While at the Leaf Verde RV park in Buckeye, AZ, a man told me about the website Workampers.com. which has information on working in exchange for an RV space or some other arrangement both full and part time. I wasn't interested in committing myself to a long-term position such as Camp Host for a season; even at one of the Corps lakes I so enjoy, but eventually I took a peek.
Feeling like Moses wandering through the wilderness, I eventually found my way out via a volunteer position in Texas, which is where I'm heading now. The where, whats and whens will wait until I've gotten my feet wet , but I feel confident I'm heading right where I'm meant to be.

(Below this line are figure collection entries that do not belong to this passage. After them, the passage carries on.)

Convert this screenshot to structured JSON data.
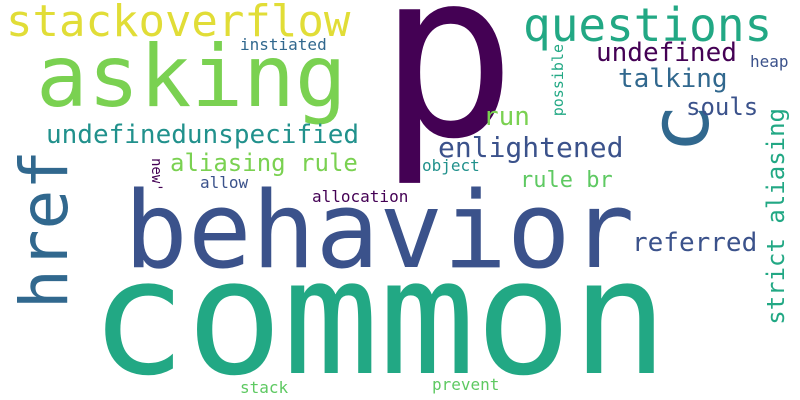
{
  "palette": {
    "purple": "#440154",
    "indigo": "#3b528b",
    "blue": "#31688e",
    "teal": "#21918c",
    "green": "#22a884",
    "lime": "#5ec962",
    "yellowgreen": "#7ad151",
    "yellow": "#e1dd37"
  },
  "words": {
    "p": "p",
    "common": "common",
    "behavior": "behavior",
    "asking": "asking",
    "stackoverflow": "stackoverflow",
    "questions": "questions",
    "c": "c",
    "href": "href",
    "undefinedunspecified": "undefinedunspecified",
    "aliasing_rule": "aliasing rule",
    "undefined": "undefined",
    "talking": "talking",
    "souls": "souls",
    "enlightened": "enlightened",
    "run": "run",
    "rule_br": "rule br",
    "referred": "referred",
    "strict_aliasing": "strict aliasing",
    "instiated": "instiated",
    "heap": "heap",
    "possible": "possible",
    "object": "object",
    "allow": "allow",
    "allocation": "allocation",
    "new": "new'",
    "stack": "stack",
    "prevent": "prevent"
  }
}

As long as I was in the general neighborhood, I took the time to revisit my old stompin' grounds of many years ago, including White Sands Missile Range, the White Sands National Monument, and all the nothingness in-between. In my opinion the Organ Mountains, above, are best seen from the access road to the range so I turned off to take some shots. Unfortunately the sky was cloudy, but it sure made driving easier.
Las Cruces is sprawling its way ever closer to the top of the overpass and El Paso developments line the border of Ft. Bliss. I expected to be disappointed in the region's progress but I wasn't really. I've no intention of living there again, plus I guess I've learned.
But while being blown from Alalmogordo to El Paso in winds rivaling Nebraska and California I considered the federally protected gypsum dunes, the mountains and even the seemingly barren desert protected from developers, oddly enough, through these military institutions.
Nice that some things don't really change.